Several other meta-analyses comparing ACDA and ACDF have been published [59,60,61]. These meta-analyses included mainly studies that did not exclude myelopathy patients. These patients are prone to have more severely degenerated cervical spines and perform different on outcome scales. It is therefore most striking that in this systematic review the mean NDI 2 years post-operatively is lower (better) in the ACDA group with both myelopathy and radiculopathy patients than in the ACDA group with radiculopathy patients. This phenomenon might suggest the presence of bias due to industry sponsoring or lack of blinding. An alternative hypothesis could be that patients with more degenerated cervical spines are used to a certain amount of pain and therefore are more likely to report a better disability or pain score.

This review was set up as a counterweight to the 21 meta-analyses retrieved from Bartels’ article on studies comparing ACDF and ACDA concluding that outcome in prosthesis implanted patients was slightly better than in patients that underwent cervical fusion, although not statistically significant nor clinically relevant. It was hypothesized that outcome could be more convincingly favourable for the prosthesis if only radiculopathy patients would be considered. However, the opposite conclusion had to be drawn. Not only were the results in radiculopathy patients not different in ACDA and ACDF patients, but careful analysis of literature on mixed patient populations demonstrated that results were comparable in that patient population too. The suggestion that is offered by most of the existing articles, that the prosthesis is clinically superior to fusion, is therefore most likely to be too optimistic.

Another argument that is often used in favour of the prosthesis is claim of superior radiological results in terms of ASD and Range Of Motion (ROM). However, a recent systematic review shows no convincing radiological evidence for superiority of the prosthesis in ASD [62]. Additionally, the authors stress the absence of solid evidence for a correlation between the increased incidence of ASD and worse clinical outcome.

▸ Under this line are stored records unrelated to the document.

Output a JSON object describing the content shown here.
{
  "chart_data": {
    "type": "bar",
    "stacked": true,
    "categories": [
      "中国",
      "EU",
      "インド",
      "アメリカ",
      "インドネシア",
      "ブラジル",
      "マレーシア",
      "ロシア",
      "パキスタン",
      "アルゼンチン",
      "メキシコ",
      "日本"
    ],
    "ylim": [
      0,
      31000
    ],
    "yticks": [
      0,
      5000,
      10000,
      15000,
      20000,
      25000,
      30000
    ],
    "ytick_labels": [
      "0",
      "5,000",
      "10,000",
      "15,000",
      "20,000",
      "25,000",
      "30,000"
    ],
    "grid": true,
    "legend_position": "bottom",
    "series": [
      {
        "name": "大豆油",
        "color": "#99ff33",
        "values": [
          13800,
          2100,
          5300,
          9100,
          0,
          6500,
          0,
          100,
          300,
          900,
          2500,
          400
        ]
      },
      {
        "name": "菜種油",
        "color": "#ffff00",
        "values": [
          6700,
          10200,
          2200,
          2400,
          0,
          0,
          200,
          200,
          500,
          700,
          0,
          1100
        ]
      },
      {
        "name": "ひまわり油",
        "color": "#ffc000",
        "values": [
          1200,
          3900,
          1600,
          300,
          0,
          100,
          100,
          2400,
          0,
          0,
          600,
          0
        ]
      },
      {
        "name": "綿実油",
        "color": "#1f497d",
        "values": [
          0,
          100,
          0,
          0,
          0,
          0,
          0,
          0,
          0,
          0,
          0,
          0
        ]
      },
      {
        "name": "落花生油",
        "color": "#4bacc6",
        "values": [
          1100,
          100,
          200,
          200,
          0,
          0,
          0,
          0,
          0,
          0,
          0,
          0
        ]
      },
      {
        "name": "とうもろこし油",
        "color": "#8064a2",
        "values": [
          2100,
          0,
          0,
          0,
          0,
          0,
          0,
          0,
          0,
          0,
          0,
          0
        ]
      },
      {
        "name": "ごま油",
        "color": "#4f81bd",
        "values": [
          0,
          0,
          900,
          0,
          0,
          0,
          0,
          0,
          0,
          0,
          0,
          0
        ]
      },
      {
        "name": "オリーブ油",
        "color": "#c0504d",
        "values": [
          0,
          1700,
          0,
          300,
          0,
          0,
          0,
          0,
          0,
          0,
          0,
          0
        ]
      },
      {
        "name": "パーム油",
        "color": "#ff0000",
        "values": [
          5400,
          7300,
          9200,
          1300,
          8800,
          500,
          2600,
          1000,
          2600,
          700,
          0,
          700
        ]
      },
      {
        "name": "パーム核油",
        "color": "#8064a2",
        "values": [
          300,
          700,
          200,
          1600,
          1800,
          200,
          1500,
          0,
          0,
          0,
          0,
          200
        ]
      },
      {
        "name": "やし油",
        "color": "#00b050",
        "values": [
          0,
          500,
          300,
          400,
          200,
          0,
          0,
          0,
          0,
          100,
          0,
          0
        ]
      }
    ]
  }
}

A limitation of the majority of the analysed studies is the use of a combined success score to define which treatment arm performs better. Apart from including an improvement in NDI or VAS score, most of these success scores added ‘neurological success’. This means that an evaluation conducted by the investigator for muscle strength, sensory assessments and reflex assessments was included. These investigator-conducted evaluations are prone to bias as the articles do not mention whether or not the investigator was blinded to the treatment the patient received. When these combined success scores are not taken into account, but only the plain clinical outcome measures and their statistical significance and clinical relevance, the inevitable conclusion is that ACDA is not superior to ACDF.

Based on clinical outcome measures, literature indicates that the results of ACDF and ACDA do not differ in the treatment of cervical radiculopathy. The results are not prominently different in patients suffering from myelopathy with or without radiculopathy. Further research should have more statistical power, should apply specific inclusion criteria to increase the external validity to specific groups of patients, should blind both the patients and the outcome assessor and report long-term follow-up results in order to draw definitive conclusions on the clinical relevance of the prosthesis. With the increase in power, the possibility of performing an additional subgroup analyses should be considered to identify possible subgroups that might benefit more from receiving a prosthesis.